Could anyone please provide a reference for a proof of this theorem? It was mentioned on p48 of this article without proof and I couldn't find a proof of it anywhere.
The conditions in the theorem are
a) $\rho$ is odd
b) $\rho$ is irreducible
c) For all continuous characters $\chi:G_\mathbb Q\to \mathbb C^\times$, the Artin L-function $L(\rho\otimes\chi,s)$ has analytic continuation to the entire complex plane.
As noted by Mathmo123 in comments, this is a form of the converse theorem.
There is the original paper of Weil in which he proved this (but I'm not sure if he treated the weight 1 case which is relevant to the Artin conjecture; I think he was more focussed on the weight 2 case, which relates to the modularity conjecture for elliptic curves).
The relationship b/w the converse theorem and the Artin conjecture was first observed by Langlands (as far as I know), and there is the famous book of Jacquet and Langlands, where they prove a form of the converse theorem (using adelic language, and working over arbitrary number fields).

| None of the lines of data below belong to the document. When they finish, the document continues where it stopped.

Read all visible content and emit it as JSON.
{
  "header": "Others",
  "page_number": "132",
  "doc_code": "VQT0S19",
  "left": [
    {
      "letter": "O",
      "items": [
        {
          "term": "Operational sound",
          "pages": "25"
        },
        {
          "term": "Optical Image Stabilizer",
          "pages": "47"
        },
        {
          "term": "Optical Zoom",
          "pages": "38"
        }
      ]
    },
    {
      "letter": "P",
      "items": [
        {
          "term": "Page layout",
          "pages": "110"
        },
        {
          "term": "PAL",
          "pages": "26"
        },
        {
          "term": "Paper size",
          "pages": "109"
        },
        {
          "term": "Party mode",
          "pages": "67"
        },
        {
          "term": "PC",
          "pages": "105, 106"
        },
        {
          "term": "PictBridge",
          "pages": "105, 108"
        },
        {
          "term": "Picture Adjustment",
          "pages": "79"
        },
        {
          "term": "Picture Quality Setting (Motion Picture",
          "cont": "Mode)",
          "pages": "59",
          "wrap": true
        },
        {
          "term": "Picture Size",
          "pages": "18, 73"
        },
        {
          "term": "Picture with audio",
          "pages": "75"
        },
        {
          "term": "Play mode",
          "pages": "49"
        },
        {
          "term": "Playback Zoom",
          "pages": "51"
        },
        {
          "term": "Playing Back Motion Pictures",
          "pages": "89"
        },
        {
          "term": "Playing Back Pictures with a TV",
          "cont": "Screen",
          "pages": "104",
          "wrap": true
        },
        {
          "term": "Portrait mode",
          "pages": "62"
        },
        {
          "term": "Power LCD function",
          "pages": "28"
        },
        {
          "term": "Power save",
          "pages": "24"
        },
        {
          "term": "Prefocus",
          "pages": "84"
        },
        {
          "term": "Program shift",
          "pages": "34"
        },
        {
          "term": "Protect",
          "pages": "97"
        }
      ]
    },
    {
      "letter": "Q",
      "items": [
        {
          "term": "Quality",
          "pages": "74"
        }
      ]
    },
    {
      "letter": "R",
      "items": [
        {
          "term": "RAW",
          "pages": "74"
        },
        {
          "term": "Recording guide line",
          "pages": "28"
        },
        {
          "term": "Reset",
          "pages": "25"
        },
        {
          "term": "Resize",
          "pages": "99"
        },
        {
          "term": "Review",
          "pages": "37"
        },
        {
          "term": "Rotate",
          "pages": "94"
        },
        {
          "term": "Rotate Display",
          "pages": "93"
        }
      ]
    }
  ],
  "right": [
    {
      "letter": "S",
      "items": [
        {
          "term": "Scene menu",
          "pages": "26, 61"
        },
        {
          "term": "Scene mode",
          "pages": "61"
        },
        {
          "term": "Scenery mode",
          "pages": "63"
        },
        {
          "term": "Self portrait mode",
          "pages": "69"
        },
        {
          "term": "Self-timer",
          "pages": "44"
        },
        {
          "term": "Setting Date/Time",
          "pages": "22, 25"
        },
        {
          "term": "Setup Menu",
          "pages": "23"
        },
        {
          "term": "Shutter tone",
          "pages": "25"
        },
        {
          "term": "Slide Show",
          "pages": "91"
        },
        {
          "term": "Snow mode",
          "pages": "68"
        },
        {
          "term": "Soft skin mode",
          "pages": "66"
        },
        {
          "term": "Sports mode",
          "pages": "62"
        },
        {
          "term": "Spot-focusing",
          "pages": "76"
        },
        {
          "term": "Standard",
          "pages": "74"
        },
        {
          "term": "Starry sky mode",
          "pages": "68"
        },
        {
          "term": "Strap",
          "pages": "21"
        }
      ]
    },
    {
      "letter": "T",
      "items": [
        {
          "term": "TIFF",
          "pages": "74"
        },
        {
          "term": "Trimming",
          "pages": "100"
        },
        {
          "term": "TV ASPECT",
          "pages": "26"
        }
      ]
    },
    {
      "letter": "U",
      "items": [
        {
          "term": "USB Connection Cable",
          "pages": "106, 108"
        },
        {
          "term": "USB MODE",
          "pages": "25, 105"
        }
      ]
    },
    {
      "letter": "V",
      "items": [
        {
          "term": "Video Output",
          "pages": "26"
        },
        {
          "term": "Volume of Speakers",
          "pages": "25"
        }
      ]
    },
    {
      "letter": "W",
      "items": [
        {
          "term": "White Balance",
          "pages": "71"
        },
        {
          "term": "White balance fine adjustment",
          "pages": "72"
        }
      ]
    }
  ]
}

To get a feeling for this subject, you could look at the old book of Ogg called (if I am remembering correctly) Dirichlet series and automorphic forms, which discusses the converse theory in classical terms, starting with Riemann's second proof of the functional equation of the $\zeta$-function and Hecke's theory, and ending (I think) with Weil's theorem.
You could also look at the article of Serre from a conference proceedings (I think the Durham proceedings from 1974), in which he discusses the relationship between Artin's conjecture and weight one forms, with examples.